Hope they can pull him, keep us updated!!!!!


----------



## Karen519 (Aug 21, 2006)

*Cindy*

Cindy

Please let us know if you hear anything. I am so very worried about this blind baby!! I also sent his info to Carolina Mom.


----------



## elly (Nov 21, 2010)

Oh my diggety dawg if I was there I would have him like a shot...look at that face...so trusting and kind. He so needs a family, please update us...


----------



## Florabora22 (Nov 30, 2008)

I wish I could help. I just don't have any room for another dog.


----------



## Karen519 (Aug 21, 2006)

*Ollie*

Praying Ollie gets rescued.
Follow the story on Facebook.
https://www.facebook.com/StokesCoun...80636630.69441.190677800964372&type=1&theater


----------



## Florabora22 (Nov 30, 2008)

I sincerely hope that this fellow doesn't go to the house whose "son wants an outside dog" since they already have an inside dog. No dog deserves to be an outside dog, ESPECIALLY a blind one. In fact, I think that would be downright cruel. He wouldn't know how to protect himself if he had to!


----------



## mylissyk (Feb 25, 2007)

On Facebook just now:

*Stokes County Animal Shelter*

Ollie is going to be rescued!!! Golden Retriever Rescue is picking her up in the morning and will place her with a great home!!!


----------



## jackie_hubert (Jun 2, 2010)

That's wonderful news!


----------



## Aireal (Sep 15, 2011)

Thats fantastic news!!!!


----------



## Florabora22 (Nov 30, 2008)

Yay!


----------



## CAROLINA MOM (May 12, 2009)

mylissyk said:


> On Facebook just now:
> 
> *Stokes County Animal Shelter*
> 
> Ollie is going to be rescued!!! Golden Retriever Rescue is picking her up in the morning and will place her with a great home!!!
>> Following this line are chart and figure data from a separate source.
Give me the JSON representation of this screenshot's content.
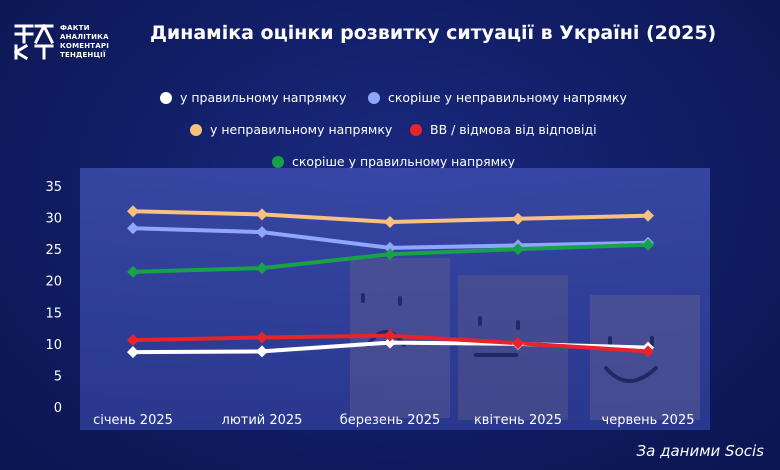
{
  "logo": {
    "icon": "fakt-logo-icon",
    "lines": [
      "ФАКТИ",
      "АНАЛІТИКА",
      "КОМЕНТАРІ",
      "ТЕНДЕНЦІЇ"
    ]
  },
  "header": {
    "title": "Динаміка оцінки розвитку ситуації в Україні (2025)"
  },
  "source": "За даними Socis",
  "chart_data": {
    "type": "line",
    "title": "Динаміка оцінки розвитку ситуації в Україні (2025)",
    "categories": [
      "січень 2025",
      "лютий 2025",
      "березень 2025",
      "квітень 2025",
      "червень 2025"
    ],
    "ylim": [
      0,
      35
    ],
    "yticks": [
      0,
      5,
      10,
      15,
      20,
      25,
      30,
      35
    ],
    "grid": false,
    "legend_position": "top",
    "series": [
      {
        "name": "у правильному напрямку",
        "color": "#ffffff",
        "values": [
          8.7,
          8.8,
          10.2,
          10.0,
          9.4
        ]
      },
      {
        "name": "скоріше у неправильному напрямку",
        "color": "#8fa6ff",
        "values": [
          28.3,
          27.7,
          25.2,
          25.6,
          26.0
        ]
      },
      {
        "name": "у неправильному напрямку",
        "color": "#f7c17e",
        "values": [
          31.0,
          30.5,
          29.3,
          29.8,
          30.3
        ]
      },
      {
        "name": "ВВ / відмова від відповіді",
        "color": "#e8232a",
        "values": [
          10.6,
          11.0,
          11.3,
          10.1,
          8.8
        ]
      },
      {
        "name": "скоріше у правильному напрямку",
        "color": "#17a24a",
        "values": [
          21.4,
          22.0,
          24.2,
          25.0,
          25.7
        ]
      }
    ]
  }
}
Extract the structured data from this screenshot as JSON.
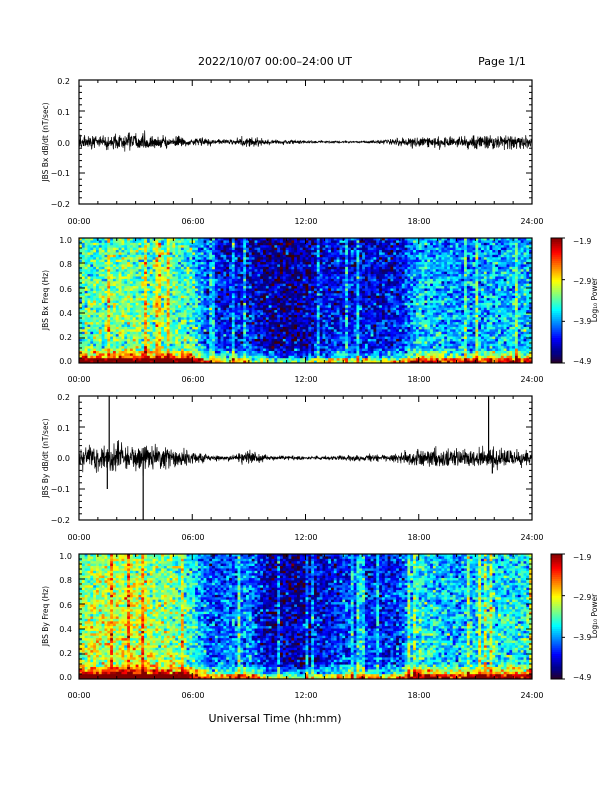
{
  "header": {
    "title": "2022/10/07  00:00–24:00 UT",
    "page": "Page 1/1"
  },
  "xlabel": "Universal Time (hh:mm)",
  "colorscale_name": "jet",
  "chart_data": [
    {
      "type": "line",
      "ylabel": "JBS Bx dB/dt (nT/sec)",
      "x_range_hours": [
        0,
        24
      ],
      "xticks": [
        "00:00",
        "06:00",
        "12:00",
        "18:00",
        "24:00"
      ],
      "ylim": [
        -0.2,
        0.2
      ],
      "yticks": [
        "0.2",
        "0.1",
        "0.0",
        "−0.1",
        "−0.2"
      ],
      "envelope": {
        "hours": [
          0,
          1,
          2,
          3,
          4,
          5,
          6,
          7,
          8,
          9,
          10,
          11,
          12,
          13,
          14,
          15,
          16,
          17,
          18,
          19,
          20,
          21,
          22,
          23,
          24
        ],
        "amplitude": [
          0.035,
          0.03,
          0.035,
          0.04,
          0.032,
          0.028,
          0.022,
          0.015,
          0.012,
          0.025,
          0.012,
          0.01,
          0.008,
          0.005,
          0.004,
          0.004,
          0.01,
          0.02,
          0.028,
          0.03,
          0.025,
          0.03,
          0.035,
          0.03,
          0.028
        ]
      },
      "grid": false
    },
    {
      "type": "heatmap",
      "ylabel": "JBS Bx Freq (Hz)",
      "x_range_hours": [
        0,
        24
      ],
      "xticks": [
        "00:00",
        "06:00",
        "12:00",
        "18:00",
        "24:00"
      ],
      "ylim": [
        0.0,
        1.0
      ],
      "yticks": [
        "1.0",
        "0.8",
        "0.6",
        "0.4",
        "0.2",
        "0.0"
      ],
      "colorbar": {
        "label": "Log₁₀ Power",
        "range": [
          -4.9,
          -1.9
        ],
        "ticks": [
          "−1.9",
          "−2.9",
          "−3.9",
          "−4.9"
        ]
      },
      "activity_by_hour": [
        0.62,
        0.62,
        0.66,
        0.66,
        0.64,
        0.62,
        0.6,
        0.25,
        0.22,
        0.22,
        0.12,
        0.1,
        0.12,
        0.2,
        0.25,
        0.22,
        0.2,
        0.24,
        0.5,
        0.45,
        0.4,
        0.42,
        0.45,
        0.46,
        0.46
      ]
    },
    {
      "type": "line",
      "ylabel": "JBS By dB/dt (nT/sec)",
      "x_range_hours": [
        0,
        24
      ],
      "xticks": [
        "00:00",
        "06:00",
        "12:00",
        "18:00",
        "24:00"
      ],
      "ylim": [
        -0.2,
        0.2
      ],
      "yticks": [
        "0.2",
        "0.1",
        "0.0",
        "−0.1",
        "−0.2"
      ],
      "envelope": {
        "hours": [
          0,
          1,
          2,
          3,
          4,
          5,
          6,
          7,
          8,
          9,
          10,
          11,
          12,
          13,
          14,
          15,
          16,
          17,
          18,
          19,
          20,
          21,
          22,
          23,
          24
        ],
        "amplitude": [
          0.05,
          0.06,
          0.07,
          0.065,
          0.06,
          0.05,
          0.03,
          0.015,
          0.012,
          0.035,
          0.012,
          0.01,
          0.008,
          0.01,
          0.012,
          0.015,
          0.02,
          0.028,
          0.05,
          0.045,
          0.04,
          0.045,
          0.05,
          0.045,
          0.035
        ]
      },
      "spikes": [
        {
          "hour": 1.6,
          "value": 0.2
        },
        {
          "hour": 1.5,
          "value": -0.1
        },
        {
          "hour": 3.4,
          "value": -0.2
        },
        {
          "hour": 21.7,
          "value": 0.2
        },
        {
          "hour": 21.9,
          "value": -0.05
        }
      ],
      "grid": false
    },
    {
      "type": "heatmap",
      "ylabel": "JBS By Freq (Hz)",
      "x_range_hours": [
        0,
        24
      ],
      "xticks": [
        "00:00",
        "06:00",
        "12:00",
        "18:00",
        "24:00"
      ],
      "ylim": [
        0.0,
        1.0
      ],
      "yticks": [
        "1.0",
        "0.8",
        "0.6",
        "0.4",
        "0.2",
        "0.0"
      ],
      "colorbar": {
        "label": "Log₁₀ Power",
        "range": [
          -4.9,
          -1.9
        ],
        "ticks": [
          "−1.9",
          "−2.9",
          "−3.9",
          "−4.9"
        ]
      },
      "activity_by_hour": [
        0.7,
        0.75,
        0.78,
        0.78,
        0.72,
        0.7,
        0.55,
        0.3,
        0.35,
        0.4,
        0.15,
        0.12,
        0.14,
        0.22,
        0.3,
        0.28,
        0.25,
        0.3,
        0.55,
        0.5,
        0.45,
        0.5,
        0.55,
        0.55,
        0.52
      ]
    }
  ]
}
_*WOO HOO-this is wonderful news!* Thanks much for the update!_


----------



## Karen519 (Aug 21, 2006)

*Meggie's Mom and Golden Ret. Rescue*

Meggie's Mom and Golden Retriever Rescue
YOU ROCK!!! PRAYING OLLIE has a wonderful life!!!


----------



## Meggie'sMom (Dec 24, 2007)

I was in tears when I read this and have cried off and on since. Such a relief!! I could not bear for that sweet face to be put down. Thank you Triad Gold Retriever Rescue!! Such great people! To know that Ollie will go to someone who will give him the home he deserves just means a lot.

Thanks Karen for jumping in and keeping us informed.


----------



## Karen519 (Aug 21, 2006)

*Triad*

Triad Golden Retriever Rescue and Meggie's Mom-you BOTH ROCK!!!
Bless you for saving Ollie!
I am not clear if Ollie is a she/ or he and will someone let you know when Ollie leaves the shelter?


----------